See ImprimisRx, LLC v. OSRX, Inc., No. C21-1305, 2023 WL 7029210, at *4 (S.D. Cal. Oct. 24, 2023) (“[M]ere designation as ‘confidential’ or ‘for attorneys’ eyes only’ ... does not provide a compelling reason that justifies sealing.”).
Defendant's sealed exhibits consist of emails about a then-proposed application for the patent in this matter (the '985 patent). As that application is no longer pending, the unsealing of these emails cannot jeopardize its success. 
 
See ImprimisRx, at *3 (denying sealing of “prior product offerings and strategy presentations” where “the information does not appear to be sensitive in the present day”); cf. Edtronic, Inc. v. Axonics Modulation Techs., Inc., No. C19-2115, 2023 WL 6813743, at *2 (C.D. Cal. Aug. 31, 2023) (sealing “non-public technical information related to the accused products, competitive financial information, and information related to future patent applications” (emphasis added)). Nor has Plaintiff explained (beyond conclusory assertions) how unsealing the information at issue would cause injury. See Kelley v. Microsoft Corp., No. C07-475, 2008 WL 11506733, at *3 (W.D. Wash. Feb. 26, 2008) (“Disclosure of employees’ internal dialogue regarding development of the marketing program may be embarrassing to [defendant], but it will not reveal any proprietary or competitive commercial information that should be kept secret from the public.”). The Court appreciates that the proposed redactions appear to be minimal. See LCR 5(g)(3)(B)(iii). Still, Plaintiff has not demonstrated a legitimate interest that warrants sealing or what injury would result if the information is not sealed. See LCR 5(g)(3)(B)(i)–(ii).

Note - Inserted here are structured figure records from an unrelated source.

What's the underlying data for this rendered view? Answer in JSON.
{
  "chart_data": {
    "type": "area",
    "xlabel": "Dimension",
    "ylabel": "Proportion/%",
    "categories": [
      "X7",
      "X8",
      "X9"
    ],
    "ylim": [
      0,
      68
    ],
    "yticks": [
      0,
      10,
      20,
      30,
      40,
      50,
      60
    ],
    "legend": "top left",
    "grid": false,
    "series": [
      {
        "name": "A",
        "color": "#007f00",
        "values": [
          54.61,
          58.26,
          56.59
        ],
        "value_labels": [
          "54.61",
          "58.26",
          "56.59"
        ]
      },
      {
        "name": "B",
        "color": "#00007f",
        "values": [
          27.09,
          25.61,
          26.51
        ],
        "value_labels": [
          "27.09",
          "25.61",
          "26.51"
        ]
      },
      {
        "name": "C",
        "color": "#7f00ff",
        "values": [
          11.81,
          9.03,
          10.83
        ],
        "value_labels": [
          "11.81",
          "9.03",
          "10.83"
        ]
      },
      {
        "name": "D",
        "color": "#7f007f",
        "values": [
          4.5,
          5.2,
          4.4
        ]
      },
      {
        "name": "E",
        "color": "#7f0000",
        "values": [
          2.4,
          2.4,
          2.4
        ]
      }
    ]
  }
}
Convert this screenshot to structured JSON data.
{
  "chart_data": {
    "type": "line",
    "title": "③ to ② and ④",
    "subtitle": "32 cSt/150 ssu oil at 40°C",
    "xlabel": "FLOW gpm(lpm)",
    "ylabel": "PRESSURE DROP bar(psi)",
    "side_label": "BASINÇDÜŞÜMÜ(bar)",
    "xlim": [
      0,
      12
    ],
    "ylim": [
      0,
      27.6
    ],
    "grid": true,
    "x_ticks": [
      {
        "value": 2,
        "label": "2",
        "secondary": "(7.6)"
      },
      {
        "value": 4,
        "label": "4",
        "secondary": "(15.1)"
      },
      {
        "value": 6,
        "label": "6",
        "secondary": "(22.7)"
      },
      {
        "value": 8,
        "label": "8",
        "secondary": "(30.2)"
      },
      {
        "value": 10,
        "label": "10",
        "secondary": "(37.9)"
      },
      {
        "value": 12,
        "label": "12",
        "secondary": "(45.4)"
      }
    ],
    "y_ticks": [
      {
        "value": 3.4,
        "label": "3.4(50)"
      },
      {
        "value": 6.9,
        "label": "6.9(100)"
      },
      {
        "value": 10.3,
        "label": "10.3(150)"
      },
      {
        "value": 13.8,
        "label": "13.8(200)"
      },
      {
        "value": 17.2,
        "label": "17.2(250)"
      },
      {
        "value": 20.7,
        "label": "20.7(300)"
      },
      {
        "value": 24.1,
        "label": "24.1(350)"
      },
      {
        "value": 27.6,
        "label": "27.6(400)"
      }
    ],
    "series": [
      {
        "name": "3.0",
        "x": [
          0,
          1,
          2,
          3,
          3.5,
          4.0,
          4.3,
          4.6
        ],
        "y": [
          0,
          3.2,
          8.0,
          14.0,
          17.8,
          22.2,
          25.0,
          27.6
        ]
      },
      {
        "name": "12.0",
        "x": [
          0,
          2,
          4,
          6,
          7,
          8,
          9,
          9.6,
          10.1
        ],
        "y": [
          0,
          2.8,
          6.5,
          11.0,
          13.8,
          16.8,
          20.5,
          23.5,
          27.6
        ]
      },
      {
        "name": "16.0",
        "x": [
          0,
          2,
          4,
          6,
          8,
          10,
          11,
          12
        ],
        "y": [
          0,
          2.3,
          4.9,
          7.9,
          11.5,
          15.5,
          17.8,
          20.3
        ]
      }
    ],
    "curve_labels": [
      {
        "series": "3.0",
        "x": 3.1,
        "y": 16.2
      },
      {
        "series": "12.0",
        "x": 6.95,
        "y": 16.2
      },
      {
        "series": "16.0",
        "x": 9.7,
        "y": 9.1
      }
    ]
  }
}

*3 Moreover, Plaintiff's authorities are inapplicable. In some cases, the court granted motions to seal materials containing specific business or financial information that posed a present harm. See J.R. Simplot Co. v. Wash. Potato Co., No. C16-1851, 2016 WL 11066581, at *1 (W.D. Wash. Dec. 29, 2016) (sealing “various debt ratios” and “a consolidated balance sheet,” as well as a company's “annual pea production, annual pea sales, and internal pricing and sales strategies”); Clean Crawl, Inc. v. Crawl Space Cleaning Pros, Inc., No. C17-1340, 2019 WL 6829886, at *1 (W.D. Wash. Dec. 13, 2019) (sealing “specific historical, present, and projected financial data” as well as “marking and advertising techniques and budgets, sales and distribution figures, and financial figures and projections”). In other cases, the court granted some motions to seal but denied others where materials did not contain similar sensitive information. See Clearly Food & Beverage Co., Inc. v. Top Shelf Beverages, Inc., 102 F. Supp. 3d 1154, 1178 (W.D. Wash. 2015) (denying sealing under “good cause” standard where “brief does not mention any trade secrets, confidential information, marketing strategies, or business plans of either party,” but sealing exhibits that contained “confidential financial projections, marketing strategies, and business plans”); Primus Grp., Inc. v. Inst. for Env't Health, Inc., 395 F. Supp. 3d 1243, 1267 (N.D. Cal. 2019) (denying sealing of “detailed discussion” of “field and laboratory protocols,” but sealing emails discussing “costs and pricing practices that are not generally known to [plaintiff's] customers and competitors”). Here, the sealed materials do not contain similar financial data or other marketing or strategic information about Plaintiff's ongoing business activities, such that unsealing would injure Plaintiff.
IV. CONCLUSION
Accordingly, the Court DENIES Defendant's Motions to Seal (Dkt. Nos. 98, 105). The Clerk SHALL unseal the documents filed at Dkt. Nos. 98 and 107.

Footnotes

The Court notes that the Ninth Circuit has not determined whether the applicable standard for sealing a motion to amend (and its accompanying exhibits) is the “compelling reasons” standard or the less-stringent “good cause” standard. See Kamakana, 447 F.3d at 1180. Courts in this Circuit appear divided on the question. 
 
Compare, e.g., GoDaddy.com LLC v. RPost Commc'ns Ltd., No. C14-126, 2016 WL 1158851, at *2 (D. Ariz. Mar. 24, 2016) (applying the “good cause” standard) with Jones v. PGA Tour, Inc., No. C22-4486, 2023 WL 2167400, at *1 (N.D. Cal. Feb. 21, 2023) (applying the “compelling reasons” standard and observing disagreement among courts).